End of Day 14...Now off Loperamide and starting Stage 2...the kratom taper
I got through my first loperamide free day. I remain in the abyss of feeling generally unwell but not dying. I really wish I could name this better but I struggle to find the correct words to describe it. I feel like day 3 of a bad cold with a little flu like symptoms on top combined with body aches, weakness, fatigue, and NO energy. This is NOTHING like cold turkey...nothing. That was fucking hell. I remember literally praying for death...this is not even in the same solar system.
What does suck about this is the length of the shittiness. I have now felt generally ill for about 6 weeks and I figure I will probably be feeling a bit crappy for awhile past weaning off the kratom. I remind my whiny ass self that I could have something truly horrible like cancer.

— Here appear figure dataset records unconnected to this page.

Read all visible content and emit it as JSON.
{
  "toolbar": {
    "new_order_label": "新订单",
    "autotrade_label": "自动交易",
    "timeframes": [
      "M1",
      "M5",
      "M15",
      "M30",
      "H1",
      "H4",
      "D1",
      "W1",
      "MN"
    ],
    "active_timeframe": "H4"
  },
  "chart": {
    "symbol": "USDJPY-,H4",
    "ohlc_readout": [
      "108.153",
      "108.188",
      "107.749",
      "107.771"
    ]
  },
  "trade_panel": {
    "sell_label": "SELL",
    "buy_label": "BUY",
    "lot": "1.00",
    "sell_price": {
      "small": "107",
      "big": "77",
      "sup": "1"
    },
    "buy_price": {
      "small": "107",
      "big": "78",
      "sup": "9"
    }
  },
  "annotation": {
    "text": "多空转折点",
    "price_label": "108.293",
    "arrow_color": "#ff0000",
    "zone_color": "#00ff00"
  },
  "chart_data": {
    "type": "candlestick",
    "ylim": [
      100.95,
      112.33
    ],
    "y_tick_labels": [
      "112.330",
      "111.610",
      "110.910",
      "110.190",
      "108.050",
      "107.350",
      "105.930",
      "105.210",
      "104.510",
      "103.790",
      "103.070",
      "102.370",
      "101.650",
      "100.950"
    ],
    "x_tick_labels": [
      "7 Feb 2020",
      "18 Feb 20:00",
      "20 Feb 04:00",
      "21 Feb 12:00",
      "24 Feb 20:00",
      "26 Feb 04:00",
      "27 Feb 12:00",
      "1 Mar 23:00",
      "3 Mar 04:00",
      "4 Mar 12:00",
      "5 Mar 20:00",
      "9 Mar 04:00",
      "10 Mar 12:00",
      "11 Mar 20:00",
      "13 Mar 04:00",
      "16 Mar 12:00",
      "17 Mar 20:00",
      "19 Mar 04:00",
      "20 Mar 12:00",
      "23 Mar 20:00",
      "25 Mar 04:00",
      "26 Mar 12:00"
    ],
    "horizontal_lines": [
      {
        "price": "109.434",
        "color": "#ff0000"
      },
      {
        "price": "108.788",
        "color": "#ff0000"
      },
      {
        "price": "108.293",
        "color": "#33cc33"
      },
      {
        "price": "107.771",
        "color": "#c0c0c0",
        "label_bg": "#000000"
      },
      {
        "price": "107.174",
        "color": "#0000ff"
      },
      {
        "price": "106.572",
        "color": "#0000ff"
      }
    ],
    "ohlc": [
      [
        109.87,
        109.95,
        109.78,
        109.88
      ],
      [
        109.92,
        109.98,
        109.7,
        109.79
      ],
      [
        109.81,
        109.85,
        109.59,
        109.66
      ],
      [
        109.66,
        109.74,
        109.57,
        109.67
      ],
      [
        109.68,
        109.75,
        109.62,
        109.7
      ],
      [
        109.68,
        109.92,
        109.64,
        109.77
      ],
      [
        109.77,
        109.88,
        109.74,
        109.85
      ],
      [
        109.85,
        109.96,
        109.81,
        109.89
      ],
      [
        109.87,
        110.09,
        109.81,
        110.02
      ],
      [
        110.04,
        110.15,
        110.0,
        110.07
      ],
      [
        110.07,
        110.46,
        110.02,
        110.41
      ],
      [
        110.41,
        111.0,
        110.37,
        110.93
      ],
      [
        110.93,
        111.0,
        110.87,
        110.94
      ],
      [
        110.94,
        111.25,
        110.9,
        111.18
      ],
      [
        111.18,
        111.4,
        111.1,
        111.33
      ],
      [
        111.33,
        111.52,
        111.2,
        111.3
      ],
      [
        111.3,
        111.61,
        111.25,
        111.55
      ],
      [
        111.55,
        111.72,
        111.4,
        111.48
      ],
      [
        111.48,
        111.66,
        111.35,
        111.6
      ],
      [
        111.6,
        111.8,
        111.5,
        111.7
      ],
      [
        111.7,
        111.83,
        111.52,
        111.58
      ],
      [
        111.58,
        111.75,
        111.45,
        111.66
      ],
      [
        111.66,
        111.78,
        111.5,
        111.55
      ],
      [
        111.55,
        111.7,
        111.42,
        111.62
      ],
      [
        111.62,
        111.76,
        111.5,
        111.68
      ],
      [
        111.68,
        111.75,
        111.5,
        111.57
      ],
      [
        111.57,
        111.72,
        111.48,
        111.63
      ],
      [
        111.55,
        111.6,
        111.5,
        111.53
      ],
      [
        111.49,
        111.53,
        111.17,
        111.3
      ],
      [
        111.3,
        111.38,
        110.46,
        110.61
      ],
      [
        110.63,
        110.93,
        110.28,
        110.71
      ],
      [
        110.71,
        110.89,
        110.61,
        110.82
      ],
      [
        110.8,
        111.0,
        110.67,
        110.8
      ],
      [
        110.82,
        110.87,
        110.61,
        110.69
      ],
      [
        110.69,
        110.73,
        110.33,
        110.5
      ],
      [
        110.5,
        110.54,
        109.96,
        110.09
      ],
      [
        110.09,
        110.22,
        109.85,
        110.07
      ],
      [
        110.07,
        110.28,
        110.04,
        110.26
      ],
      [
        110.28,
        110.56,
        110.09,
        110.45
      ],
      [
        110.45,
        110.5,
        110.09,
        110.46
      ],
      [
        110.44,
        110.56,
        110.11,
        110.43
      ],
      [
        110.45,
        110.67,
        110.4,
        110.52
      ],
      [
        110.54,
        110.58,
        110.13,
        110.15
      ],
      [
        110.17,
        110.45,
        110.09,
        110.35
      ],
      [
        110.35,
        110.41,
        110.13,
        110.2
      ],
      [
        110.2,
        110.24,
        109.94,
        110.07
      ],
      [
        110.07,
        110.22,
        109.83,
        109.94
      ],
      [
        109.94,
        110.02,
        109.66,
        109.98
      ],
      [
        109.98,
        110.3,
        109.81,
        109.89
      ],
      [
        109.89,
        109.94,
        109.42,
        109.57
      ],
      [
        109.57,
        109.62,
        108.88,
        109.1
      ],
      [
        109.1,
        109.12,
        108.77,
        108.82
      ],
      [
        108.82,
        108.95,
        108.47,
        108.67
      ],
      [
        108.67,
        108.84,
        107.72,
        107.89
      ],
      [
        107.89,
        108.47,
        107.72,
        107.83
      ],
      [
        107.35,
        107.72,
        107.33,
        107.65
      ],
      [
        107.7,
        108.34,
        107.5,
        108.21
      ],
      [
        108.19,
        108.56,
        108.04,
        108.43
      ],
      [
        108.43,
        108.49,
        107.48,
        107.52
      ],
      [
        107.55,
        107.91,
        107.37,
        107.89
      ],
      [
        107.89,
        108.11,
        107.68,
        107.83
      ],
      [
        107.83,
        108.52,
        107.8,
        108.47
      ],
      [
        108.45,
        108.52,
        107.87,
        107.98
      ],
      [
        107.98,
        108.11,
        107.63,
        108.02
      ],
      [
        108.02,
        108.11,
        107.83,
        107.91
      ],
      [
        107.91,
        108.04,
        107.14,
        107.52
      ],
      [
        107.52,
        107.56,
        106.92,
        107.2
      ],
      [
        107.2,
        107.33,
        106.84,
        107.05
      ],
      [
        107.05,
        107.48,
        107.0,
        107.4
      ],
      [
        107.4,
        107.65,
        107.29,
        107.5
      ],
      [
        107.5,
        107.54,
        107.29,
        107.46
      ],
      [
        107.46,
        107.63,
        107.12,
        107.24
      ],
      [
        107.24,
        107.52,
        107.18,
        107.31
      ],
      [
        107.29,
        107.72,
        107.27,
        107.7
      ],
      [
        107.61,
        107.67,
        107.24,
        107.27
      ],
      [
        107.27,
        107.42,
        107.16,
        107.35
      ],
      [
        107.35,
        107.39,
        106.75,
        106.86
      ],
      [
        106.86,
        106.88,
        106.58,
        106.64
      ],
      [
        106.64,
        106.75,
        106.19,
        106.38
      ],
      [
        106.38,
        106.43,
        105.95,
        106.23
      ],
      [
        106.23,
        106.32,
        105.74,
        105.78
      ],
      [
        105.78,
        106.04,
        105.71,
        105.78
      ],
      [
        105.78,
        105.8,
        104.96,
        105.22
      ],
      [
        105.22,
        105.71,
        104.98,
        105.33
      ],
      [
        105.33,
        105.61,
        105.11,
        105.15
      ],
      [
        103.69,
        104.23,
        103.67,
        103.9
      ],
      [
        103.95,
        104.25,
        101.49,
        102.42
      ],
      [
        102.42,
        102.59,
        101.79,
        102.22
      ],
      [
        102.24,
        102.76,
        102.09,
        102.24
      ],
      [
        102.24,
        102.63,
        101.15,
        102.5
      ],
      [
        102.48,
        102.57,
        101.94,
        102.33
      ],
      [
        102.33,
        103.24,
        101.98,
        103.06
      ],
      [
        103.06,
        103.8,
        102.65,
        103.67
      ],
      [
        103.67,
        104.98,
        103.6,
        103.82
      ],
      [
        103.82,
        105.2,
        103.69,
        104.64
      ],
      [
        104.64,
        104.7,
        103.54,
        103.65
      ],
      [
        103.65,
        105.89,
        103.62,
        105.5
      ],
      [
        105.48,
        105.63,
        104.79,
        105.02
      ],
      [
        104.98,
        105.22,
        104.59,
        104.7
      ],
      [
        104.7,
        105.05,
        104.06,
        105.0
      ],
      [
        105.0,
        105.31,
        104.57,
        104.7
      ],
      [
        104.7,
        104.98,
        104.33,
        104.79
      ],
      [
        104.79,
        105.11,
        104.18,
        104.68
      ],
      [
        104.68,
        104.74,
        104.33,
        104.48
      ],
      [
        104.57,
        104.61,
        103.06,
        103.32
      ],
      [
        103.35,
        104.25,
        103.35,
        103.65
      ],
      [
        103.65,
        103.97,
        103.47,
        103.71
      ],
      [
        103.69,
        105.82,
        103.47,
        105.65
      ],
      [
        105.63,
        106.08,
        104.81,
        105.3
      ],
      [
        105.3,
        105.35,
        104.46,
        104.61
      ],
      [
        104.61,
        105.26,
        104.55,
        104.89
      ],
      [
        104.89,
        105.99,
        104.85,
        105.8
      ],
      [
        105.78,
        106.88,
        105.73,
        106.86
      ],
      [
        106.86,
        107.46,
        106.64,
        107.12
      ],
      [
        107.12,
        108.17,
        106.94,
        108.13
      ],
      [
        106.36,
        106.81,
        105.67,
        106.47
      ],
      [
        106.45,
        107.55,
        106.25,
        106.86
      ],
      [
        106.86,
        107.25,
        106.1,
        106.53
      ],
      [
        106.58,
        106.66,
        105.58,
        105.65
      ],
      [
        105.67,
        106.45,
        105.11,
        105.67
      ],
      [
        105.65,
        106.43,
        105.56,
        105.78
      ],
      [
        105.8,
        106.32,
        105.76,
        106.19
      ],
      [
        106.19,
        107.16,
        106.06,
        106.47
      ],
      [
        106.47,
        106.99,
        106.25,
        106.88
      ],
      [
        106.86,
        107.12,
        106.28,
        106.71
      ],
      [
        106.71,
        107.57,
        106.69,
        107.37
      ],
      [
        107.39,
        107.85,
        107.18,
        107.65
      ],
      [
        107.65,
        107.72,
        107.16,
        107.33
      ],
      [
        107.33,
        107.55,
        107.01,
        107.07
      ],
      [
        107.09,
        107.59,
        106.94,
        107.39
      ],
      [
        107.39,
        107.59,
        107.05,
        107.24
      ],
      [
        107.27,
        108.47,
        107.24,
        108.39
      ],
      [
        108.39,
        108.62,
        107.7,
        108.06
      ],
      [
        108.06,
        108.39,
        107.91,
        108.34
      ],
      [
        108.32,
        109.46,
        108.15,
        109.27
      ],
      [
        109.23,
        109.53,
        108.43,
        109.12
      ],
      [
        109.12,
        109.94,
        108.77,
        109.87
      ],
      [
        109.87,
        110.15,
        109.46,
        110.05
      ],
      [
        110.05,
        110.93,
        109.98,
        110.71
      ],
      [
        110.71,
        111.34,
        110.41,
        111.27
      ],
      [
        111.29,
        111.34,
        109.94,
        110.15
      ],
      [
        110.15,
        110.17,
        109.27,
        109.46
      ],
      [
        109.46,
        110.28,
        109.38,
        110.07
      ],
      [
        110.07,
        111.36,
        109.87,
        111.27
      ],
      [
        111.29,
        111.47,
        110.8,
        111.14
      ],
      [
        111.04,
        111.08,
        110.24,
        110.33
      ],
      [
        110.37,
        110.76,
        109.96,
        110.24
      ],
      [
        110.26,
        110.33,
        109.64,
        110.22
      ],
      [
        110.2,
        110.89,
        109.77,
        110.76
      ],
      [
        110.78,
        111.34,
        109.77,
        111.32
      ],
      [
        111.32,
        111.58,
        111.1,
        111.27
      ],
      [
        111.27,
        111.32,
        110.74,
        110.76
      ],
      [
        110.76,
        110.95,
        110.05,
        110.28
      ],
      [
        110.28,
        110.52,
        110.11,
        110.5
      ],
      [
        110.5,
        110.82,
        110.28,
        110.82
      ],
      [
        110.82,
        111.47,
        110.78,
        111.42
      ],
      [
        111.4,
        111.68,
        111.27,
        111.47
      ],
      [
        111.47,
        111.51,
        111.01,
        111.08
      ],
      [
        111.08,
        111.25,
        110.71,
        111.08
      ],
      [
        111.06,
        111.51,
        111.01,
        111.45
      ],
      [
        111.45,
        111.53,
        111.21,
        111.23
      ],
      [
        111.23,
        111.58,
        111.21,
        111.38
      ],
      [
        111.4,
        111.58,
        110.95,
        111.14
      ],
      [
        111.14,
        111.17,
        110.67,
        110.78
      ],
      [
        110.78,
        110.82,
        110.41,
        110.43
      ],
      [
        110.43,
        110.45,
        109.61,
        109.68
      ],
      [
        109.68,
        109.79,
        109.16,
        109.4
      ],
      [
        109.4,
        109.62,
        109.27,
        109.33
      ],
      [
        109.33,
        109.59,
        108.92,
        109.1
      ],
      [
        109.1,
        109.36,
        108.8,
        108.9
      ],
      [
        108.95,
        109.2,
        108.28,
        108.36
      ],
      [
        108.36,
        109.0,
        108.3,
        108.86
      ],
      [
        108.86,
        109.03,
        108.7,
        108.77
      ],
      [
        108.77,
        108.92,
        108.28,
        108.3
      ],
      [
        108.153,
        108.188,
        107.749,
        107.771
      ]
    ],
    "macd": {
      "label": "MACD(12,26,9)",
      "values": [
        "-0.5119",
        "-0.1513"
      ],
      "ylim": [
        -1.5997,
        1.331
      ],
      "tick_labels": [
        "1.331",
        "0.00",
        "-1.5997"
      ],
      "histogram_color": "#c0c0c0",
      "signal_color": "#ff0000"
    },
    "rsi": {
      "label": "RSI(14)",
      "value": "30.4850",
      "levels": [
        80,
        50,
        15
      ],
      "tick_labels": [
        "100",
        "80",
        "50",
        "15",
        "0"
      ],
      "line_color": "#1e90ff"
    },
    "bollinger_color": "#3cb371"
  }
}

I have been debating sharing a story but I think I have decided to do so. I work in health care. I have said that before. Part of my job includes caring for really sick people in a hospital setting. During rounds recently, I cared for a 30 year old woman. She was well educated, the mother of 2 young kids, and an opiate addict. She mostly used heroin but according to her husband she had recently decided to get clean...again...and was put on methadone. She had been taking methadone a few weeks and apparently came across some roxi's with a friend. They decided to shoot the pills. My best guess is the methadone had raised her tolerance and so she didn't feel the first dose. She tried a second round. This is when she overdosed and ended up a full respiratory arrest and then cardiac arrest. I "met" her on a ventilator. She developed endocarditis from shooting the pills and basically she died about a week after from overwhelming sepsis (blood infection). DO NOT SHOOT PILLS. The fragments get caught in your heart valves and cause infection.
I stood in her room and thought "This could be me." I don't use heroin and I don't inject but not sure that matters so very much....nobody is immune from this shit and it WILL take your life from you literally and/or figuratively. It's the nature of the beast...to steal you body and soul. I have her face etched in my brain. I think of her and her family every time I crave and every time I begin to whine about detox. I was honored to know her even though we never spoke because her nightmare became my wake up call. I decided her death would MEAN something. It would be the path to another addict getting clean. My path.
I took a total of 5 tsps. of kratom today.
Jungledog added 2 Minutes and 9 Seconds later...
I skipped the dinner. I gave myself a pass. I am off this upcoming weekend but I have writing to do. Busy is OK. Keeps me sane. How are you doing?